Но Северов не сходил с машины.

- Я поеду доставать.

- Куда ты? Оставь. Ты - сумасшедший.

- Трогайте, товарищ.

Шоффер смотрел вопросительно.

Калабухов махнул рукой.

- Поезжай. Завези Юрия Александровича потом в гостиницу, и сюда.

В больнице было смятение: Калабухов, которого все видели - приехал комиссар на машине, а многие знали, что сегодня творится в городе, - Калабухов одумался, только остановившись в звонкой щели между стеклянными и входными дверьми. Через мощеный горячий двор он пробежал, как красный огонь.

Доктор был похож на туберкулезного Христа: доктор был туберкулезный и носил белокурую бородку, как Христос на картинах Гвидо Рени.

Доктор строил перед носом Калабухова угрожающие сферы, пронзаемые эллипсисами, гиперболами и параболами, доктор жестикулировал.

Он испугался не меньше других, но, помня о своей болезни, которая неминуемо сведет его в гроб, сделался неврастенически шумливым.

- Не могу!

- Не могу!

- Не могу!

Он разлапо очерчивал пути звезд перед носом Калабухова.

- Вы ее уморите. Вы слишком возбуждены.

Вбежал сюда Калабухов совершенно спокойный и через две минуты после того, как началась эта шумная астрономия, он обложил врача матерными словами.

И сам видя, что придется браниться, Калабухов выстроился перед ядовито плевавшимся доктором и, глядя на мятую белизну его халата, произнес внушительно:

- Товарищ.

- Товарищ доктор, - поправился он. - Вы бережете одну больную.

Неврастения заражала и его. У него забился бешеным и приводящим в бешенство тиком левый глаз.

- Вы бережете одну больную, - поправившись повторил Калабухов, - так знайте, - его подмывало и выносило на какие-то горячие сквозняки внутри игравшее серьезное, ребяческое озорство. - Знайте, что на весь город наведена моя артиллерия. Я могу распорядиться перевести два орудия на вашу больницу. Мне все равно, - закончил он, и почувствовал, что говорит нелепость.

Доктор вдруг смягчился: он был сломлен.

- Разрешите тогда перенести ее в отдельную комнату.

- Хорошо, - согласился Калабухов неожиданно для себя, ибо он не хотел быть беспредельным самодуром. - Или нет, оставьте ее в общей палате (самодур играл), - или нет, перенесите (самодур замирал).

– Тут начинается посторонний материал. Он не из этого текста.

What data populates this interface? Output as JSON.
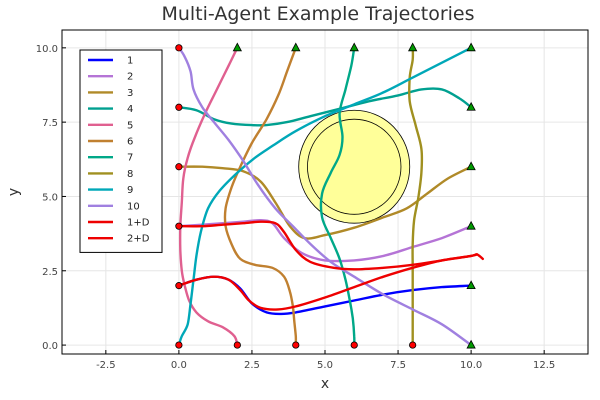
{
  "chart_data": {
    "type": "line",
    "title": "Multi-Agent Example Trajectories",
    "xlabel": "x",
    "ylabel": "y",
    "xlim": [
      -4,
      14
    ],
    "ylim": [
      -0.3,
      10.6
    ],
    "xticks": [
      -2.5,
      0.0,
      2.5,
      5.0,
      7.5,
      10.0,
      12.5
    ],
    "yticks": [
      0.0,
      2.5,
      5.0,
      7.5,
      10.0
    ],
    "xtick_labels": [
      "-2.5",
      "0.0",
      "2.5",
      "5.0",
      "7.5",
      "10.0",
      "12.5"
    ],
    "ytick_labels": [
      "0.0",
      "2.5",
      "5.0",
      "7.5",
      "10.0"
    ],
    "grid": true,
    "legend_position": "top-left",
    "obstacle": {
      "center": [
        6,
        6
      ],
      "outer_radius": 1.9,
      "inner_radius": 1.6,
      "outer_color": "#ffffa0",
      "inner_color": "#ffff99"
    },
    "start_marker_color": "#ff0000",
    "goal_marker_color": "#009900",
    "series": [
      {
        "name": "1",
        "color": "#0000ff",
        "points": [
          [
            0,
            2
          ],
          [
            0.6,
            2.2
          ],
          [
            1.2,
            2.3
          ],
          [
            1.7,
            2.2
          ],
          [
            2.1,
            1.9
          ],
          [
            2.5,
            1.4
          ],
          [
            3.0,
            1.1
          ],
          [
            3.5,
            1.05
          ],
          [
            4.0,
            1.1
          ],
          [
            5.0,
            1.3
          ],
          [
            6.0,
            1.5
          ],
          [
            7.0,
            1.7
          ],
          [
            8.0,
            1.85
          ],
          [
            9.0,
            1.95
          ],
          [
            10,
            2
          ]
        ]
      },
      {
        "name": "2",
        "color": "#b574d6",
        "points": [
          [
            0,
            4
          ],
          [
            0.8,
            4.05
          ],
          [
            1.5,
            4.1
          ],
          [
            2.2,
            4.15
          ],
          [
            2.8,
            4.2
          ],
          [
            3.2,
            4.1
          ],
          [
            3.6,
            3.6
          ],
          [
            4.2,
            3.1
          ],
          [
            5.0,
            2.85
          ],
          [
            6.0,
            2.85
          ],
          [
            7.0,
            3.0
          ],
          [
            8.0,
            3.3
          ],
          [
            9.0,
            3.6
          ],
          [
            10,
            4
          ]
        ]
      },
      {
        "name": "3",
        "color": "#b08a28",
        "points": [
          [
            0,
            6
          ],
          [
            0.8,
            6.0
          ],
          [
            1.5,
            5.95
          ],
          [
            2.2,
            5.85
          ],
          [
            2.8,
            5.5
          ],
          [
            3.3,
            4.8
          ],
          [
            3.8,
            4.0
          ],
          [
            4.3,
            3.6
          ],
          [
            5.0,
            3.7
          ],
          [
            6.0,
            3.95
          ],
          [
            7.0,
            4.3
          ],
          [
            7.8,
            4.6
          ],
          [
            8.5,
            5.1
          ],
          [
            9.2,
            5.6
          ],
          [
            10,
            6
          ]
        ]
      },
      {
        "name": "4",
        "color": "#00a090",
        "points": [
          [
            0,
            8
          ],
          [
            0.6,
            7.9
          ],
          [
            1.2,
            7.6
          ],
          [
            1.8,
            7.45
          ],
          [
            2.5,
            7.4
          ],
          [
            3.0,
            7.4
          ],
          [
            3.7,
            7.5
          ],
          [
            4.5,
            7.7
          ],
          [
            5.5,
            7.95
          ],
          [
            6.5,
            8.2
          ],
          [
            7.5,
            8.4
          ],
          [
            8.3,
            8.6
          ],
          [
            9.0,
            8.6
          ],
          [
            9.6,
            8.3
          ],
          [
            10,
            8
          ]
        ]
      },
      {
        "name": "5",
        "color": "#e06090",
        "points": [
          [
            2,
            0
          ],
          [
            1.9,
            0.3
          ],
          [
            1.5,
            0.6
          ],
          [
            1.0,
            0.8
          ],
          [
            0.6,
            1.1
          ],
          [
            0.35,
            1.5
          ],
          [
            0.2,
            2.0
          ],
          [
            0.1,
            2.5
          ],
          [
            0.05,
            3.2
          ],
          [
            0.05,
            4.0
          ],
          [
            0.1,
            4.8
          ],
          [
            0.15,
            5.6
          ],
          [
            0.3,
            6.3
          ],
          [
            0.55,
            7.0
          ],
          [
            0.9,
            7.8
          ],
          [
            1.3,
            8.6
          ],
          [
            1.7,
            9.4
          ],
          [
            2,
            10
          ]
        ]
      },
      {
        "name": "6",
        "color": "#c08030",
        "points": [
          [
            4,
            0
          ],
          [
            4,
            0.3
          ],
          [
            3.95,
            0.8
          ],
          [
            3.9,
            1.3
          ],
          [
            3.8,
            1.8
          ],
          [
            3.6,
            2.3
          ],
          [
            3.2,
            2.6
          ],
          [
            2.6,
            2.7
          ],
          [
            2.1,
            2.9
          ],
          [
            1.8,
            3.4
          ],
          [
            1.6,
            4.0
          ],
          [
            1.6,
            4.6
          ],
          [
            1.8,
            5.3
          ],
          [
            2.1,
            6.0
          ],
          [
            2.5,
            6.8
          ],
          [
            3.0,
            7.6
          ],
          [
            3.4,
            8.4
          ],
          [
            3.7,
            9.2
          ],
          [
            4,
            10
          ]
        ]
      },
      {
        "name": "7",
        "color": "#00a888",
        "points": [
          [
            6,
            0
          ],
          [
            6,
            0.3
          ],
          [
            5.95,
            0.9
          ],
          [
            5.85,
            1.5
          ],
          [
            5.7,
            2.2
          ],
          [
            5.5,
            2.9
          ],
          [
            5.2,
            3.6
          ],
          [
            4.9,
            4.3
          ],
          [
            4.9,
            5.1
          ],
          [
            5.2,
            5.8
          ],
          [
            5.5,
            6.4
          ],
          [
            5.6,
            7.0
          ],
          [
            5.5,
            7.8
          ],
          [
            5.7,
            8.6
          ],
          [
            5.9,
            9.4
          ],
          [
            6,
            10
          ]
        ]
      },
      {
        "name": "8",
        "color": "#a09020",
        "points": [
          [
            8,
            0
          ],
          [
            8,
            0.3
          ],
          [
            8.0,
            1.0
          ],
          [
            8.0,
            1.8
          ],
          [
            8.0,
            2.6
          ],
          [
            8.0,
            3.4
          ],
          [
            8.05,
            4.2
          ],
          [
            8.2,
            5.0
          ],
          [
            8.3,
            5.8
          ],
          [
            8.3,
            6.6
          ],
          [
            8.1,
            7.4
          ],
          [
            7.9,
            8.2
          ],
          [
            7.9,
            9.0
          ],
          [
            8.0,
            9.6
          ],
          [
            8,
            10
          ]
        ]
      },
      {
        "name": "9",
        "color": "#00a8b8",
        "points": [
          [
            0,
            0
          ],
          [
            0.1,
            0.3
          ],
          [
            0.3,
            0.7
          ],
          [
            0.4,
            1.4
          ],
          [
            0.5,
            2.2
          ],
          [
            0.6,
            3.0
          ],
          [
            0.75,
            3.8
          ],
          [
            1.0,
            4.6
          ],
          [
            1.4,
            5.2
          ],
          [
            2.0,
            5.8
          ],
          [
            2.6,
            6.3
          ],
          [
            3.2,
            6.7
          ],
          [
            4.0,
            7.2
          ],
          [
            5.0,
            7.7
          ],
          [
            6.0,
            8.1
          ],
          [
            7.0,
            8.5
          ],
          [
            8.0,
            9.0
          ],
          [
            9.0,
            9.5
          ],
          [
            10,
            10
          ]
        ]
      },
      {
        "name": "10",
        "color": "#a080e0",
        "points": [
          [
            0,
            10
          ],
          [
            0.2,
            9.7
          ],
          [
            0.4,
            9.2
          ],
          [
            0.5,
            8.6
          ],
          [
            0.8,
            8.0
          ],
          [
            1.2,
            7.5
          ],
          [
            1.7,
            6.9
          ],
          [
            2.2,
            6.2
          ],
          [
            2.7,
            5.4
          ],
          [
            3.3,
            4.6
          ],
          [
            3.9,
            4.0
          ],
          [
            4.5,
            3.4
          ],
          [
            5.2,
            2.8
          ],
          [
            6.0,
            2.3
          ],
          [
            7.0,
            1.7
          ],
          [
            8.0,
            1.2
          ],
          [
            9.0,
            0.7
          ],
          [
            10,
            0
          ]
        ]
      },
      {
        "name": "1+D",
        "color": "#ee0000",
        "points": [
          [
            0,
            2
          ],
          [
            0.6,
            2.2
          ],
          [
            1.2,
            2.3
          ],
          [
            1.7,
            2.2
          ],
          [
            2.1,
            1.85
          ],
          [
            2.4,
            1.5
          ],
          [
            2.8,
            1.25
          ],
          [
            3.4,
            1.2
          ],
          [
            4.0,
            1.3
          ],
          [
            5.0,
            1.6
          ],
          [
            6.0,
            1.95
          ],
          [
            7.0,
            2.3
          ],
          [
            8.0,
            2.6
          ],
          [
            9.0,
            2.85
          ],
          [
            10.0,
            3.0
          ],
          [
            10.2,
            3.05
          ],
          [
            10.4,
            2.9
          ]
        ]
      },
      {
        "name": "2+D",
        "color": "#ee0000",
        "points": [
          [
            0,
            4
          ],
          [
            0.8,
            4.0
          ],
          [
            1.5,
            4.05
          ],
          [
            2.2,
            4.1
          ],
          [
            2.8,
            4.15
          ],
          [
            3.3,
            4.1
          ],
          [
            3.6,
            3.8
          ],
          [
            4.0,
            3.2
          ],
          [
            4.5,
            2.8
          ],
          [
            5.3,
            2.6
          ],
          [
            6.0,
            2.55
          ],
          [
            7.0,
            2.6
          ],
          [
            8.0,
            2.7
          ],
          [
            9.0,
            2.85
          ],
          [
            10.0,
            3.0
          ],
          [
            10.2,
            3.05
          ]
        ]
      }
    ],
    "starts": [
      [
        0,
        0
      ],
      [
        0,
        2
      ],
      [
        0,
        4
      ],
      [
        0,
        6
      ],
      [
        0,
        8
      ],
      [
        0,
        10
      ],
      [
        2,
        0
      ],
      [
        4,
        0
      ],
      [
        6,
        0
      ],
      [
        8,
        0
      ]
    ],
    "goals": [
      [
        2,
        10
      ],
      [
        4,
        10
      ],
      [
        6,
        10
      ],
      [
        8,
        10
      ],
      [
        10,
        10
      ],
      [
        10,
        8
      ],
      [
        10,
        6
      ],
      [
        10,
        4
      ],
      [
        10,
        2
      ],
      [
        10,
        0
      ]
    ]
  }
}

Только скорее.

В краткой этой борьбе было побеждено самодурство, и Калабухов рассердился.

С таким сердцем он рванулся в коридор, в ответ сообщению сиделки:

- Переташшили.

В глаза ему метнулась белизна и серость, а в ноздрях зашершавился едучий ксероформ и те самые перегорелые запахи, по легчайшему веянию которых собака распознает людей. Запахи больного, потного и кального разложения.

Этим теплым бревном и шибануло в нос. Закрыв глаза, Калабухов прислонился к притолке. Рядом с ним вдруг материализовалась белизна и серость и даже чернота, сдобренная ксероформом.

Это был призрак все того же доктора. У Калабухова закружилась голова.

- Вы не туда попали. Не здесь.

- Вижу, - бешено и нетерпеливо бросил Калабухов призраку. - Я никого не беспокою и пришел к своей невесте не за беспокойством, - заявлял он другим уже тоном, как бы начиная разговор заново. - Я могу успокоить весь город ваш, и ему будет лучше, если он не будет беспокоиться.

Перед глазами Калабухова снова вырос твердейший черный предмет. Это стетоскопом замотал доктор, но, очевидно, одумавшись, взял руку Калабухова выше локтя, горячей рукой - ее прикосновение отрезвило Калабухова, - и повел по коридору: Калабухов трезвел и не сопротивлялся.